Apple points out that APFS does not directly implement software RAID. Instead, APFS can be used with an Apple RAID volume to support RAID 0, RAID 1, and JBOD. Direct-attached hardware RAID solutions can be used with the new APFS file system too.
The guide shows that APFS supports 64-bit inode numbers, essentially meaning that the information associated with a stored file is now larger. AFPS also supports one nanosecond timestamp granularity, supports sparse files, provides an expansive block allocator, and has built-in crash protection so that updates don’t cause serious issues. APFS supports TRIM operations too, just as HFS+ does, which are issued asynchronously once space is reclaimed or files are deleted.
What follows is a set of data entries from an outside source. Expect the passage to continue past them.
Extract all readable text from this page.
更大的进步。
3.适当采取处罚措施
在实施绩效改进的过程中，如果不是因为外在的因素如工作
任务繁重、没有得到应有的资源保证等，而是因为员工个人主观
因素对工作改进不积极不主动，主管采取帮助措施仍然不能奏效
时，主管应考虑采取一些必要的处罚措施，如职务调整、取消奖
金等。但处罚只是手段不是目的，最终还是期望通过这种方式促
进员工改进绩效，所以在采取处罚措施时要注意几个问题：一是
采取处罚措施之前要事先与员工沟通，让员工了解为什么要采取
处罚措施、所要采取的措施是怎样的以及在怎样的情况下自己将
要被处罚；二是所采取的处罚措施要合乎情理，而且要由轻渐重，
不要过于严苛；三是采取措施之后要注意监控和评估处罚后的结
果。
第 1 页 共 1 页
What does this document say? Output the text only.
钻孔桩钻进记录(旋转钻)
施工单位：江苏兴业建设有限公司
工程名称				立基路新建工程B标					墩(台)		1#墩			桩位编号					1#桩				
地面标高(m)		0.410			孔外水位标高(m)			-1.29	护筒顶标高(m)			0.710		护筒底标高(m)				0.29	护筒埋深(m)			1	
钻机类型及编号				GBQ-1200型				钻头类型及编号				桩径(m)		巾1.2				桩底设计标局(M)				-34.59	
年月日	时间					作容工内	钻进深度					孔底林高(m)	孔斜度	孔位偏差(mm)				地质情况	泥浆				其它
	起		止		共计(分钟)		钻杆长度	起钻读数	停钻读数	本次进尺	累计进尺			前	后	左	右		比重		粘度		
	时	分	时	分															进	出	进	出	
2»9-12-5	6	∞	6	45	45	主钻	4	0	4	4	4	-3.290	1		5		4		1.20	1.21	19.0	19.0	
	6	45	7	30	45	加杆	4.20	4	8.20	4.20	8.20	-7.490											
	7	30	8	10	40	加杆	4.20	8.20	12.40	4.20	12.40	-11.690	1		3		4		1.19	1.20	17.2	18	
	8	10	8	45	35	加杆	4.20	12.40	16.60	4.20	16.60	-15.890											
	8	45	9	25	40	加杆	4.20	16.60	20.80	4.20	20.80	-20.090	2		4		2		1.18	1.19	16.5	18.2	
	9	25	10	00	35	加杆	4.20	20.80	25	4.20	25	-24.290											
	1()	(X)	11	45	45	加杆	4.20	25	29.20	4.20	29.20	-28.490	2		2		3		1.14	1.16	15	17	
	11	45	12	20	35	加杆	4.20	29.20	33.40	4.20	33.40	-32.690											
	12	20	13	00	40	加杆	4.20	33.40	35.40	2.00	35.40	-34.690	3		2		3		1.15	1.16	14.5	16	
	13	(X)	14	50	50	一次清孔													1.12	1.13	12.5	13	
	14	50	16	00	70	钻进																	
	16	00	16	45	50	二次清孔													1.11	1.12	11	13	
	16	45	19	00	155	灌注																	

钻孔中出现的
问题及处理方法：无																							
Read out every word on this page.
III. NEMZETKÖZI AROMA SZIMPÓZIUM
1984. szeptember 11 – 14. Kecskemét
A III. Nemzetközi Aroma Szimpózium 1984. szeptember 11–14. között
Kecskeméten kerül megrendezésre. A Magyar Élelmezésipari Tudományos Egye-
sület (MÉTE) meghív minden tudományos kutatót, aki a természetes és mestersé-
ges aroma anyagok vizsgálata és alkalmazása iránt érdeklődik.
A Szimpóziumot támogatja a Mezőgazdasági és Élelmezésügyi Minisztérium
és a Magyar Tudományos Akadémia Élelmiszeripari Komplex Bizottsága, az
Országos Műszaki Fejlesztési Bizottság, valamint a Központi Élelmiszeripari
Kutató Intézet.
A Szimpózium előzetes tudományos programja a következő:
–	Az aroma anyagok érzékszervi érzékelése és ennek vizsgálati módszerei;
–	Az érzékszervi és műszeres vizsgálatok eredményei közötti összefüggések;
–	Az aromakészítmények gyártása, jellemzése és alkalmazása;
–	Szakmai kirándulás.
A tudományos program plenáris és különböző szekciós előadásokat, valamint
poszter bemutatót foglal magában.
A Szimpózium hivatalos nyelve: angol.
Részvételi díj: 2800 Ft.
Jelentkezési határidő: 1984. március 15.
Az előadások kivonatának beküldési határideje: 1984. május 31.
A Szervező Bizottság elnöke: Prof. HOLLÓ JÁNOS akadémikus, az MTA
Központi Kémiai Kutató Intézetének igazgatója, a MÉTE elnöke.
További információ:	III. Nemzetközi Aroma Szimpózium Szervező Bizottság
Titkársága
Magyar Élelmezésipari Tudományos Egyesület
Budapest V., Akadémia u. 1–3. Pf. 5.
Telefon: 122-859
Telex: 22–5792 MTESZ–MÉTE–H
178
On the security front, APFS combines the Full Disk Encryption feature that was made available in OS X along with the individual file encryption feature introduced in iOS 4. Thus, according to Apple, customers can choose from a number of encryption models for each volume in a container: no encryption, single-key encryption, or multi-key encryption that relies on per-file keys for file data and a separate key for sensitive metadata. Apple’s encryption method, AES-XTS or AES-CBC, depends on the actual device.
Finally, Apple says that volumes formatted with APFS cannot be read on OS X 10.11 “Yosemite” or earlier. However, these volumes can be shared using the SMB network file sharing protocol. Developers will need to update their existing utilities if they want their programs and applications to support the new file system.
Apple’s APFS file system is now available as a Developer Preview in OS X 10.12. The company plans to roll out its new file storage technology sometime in 2017.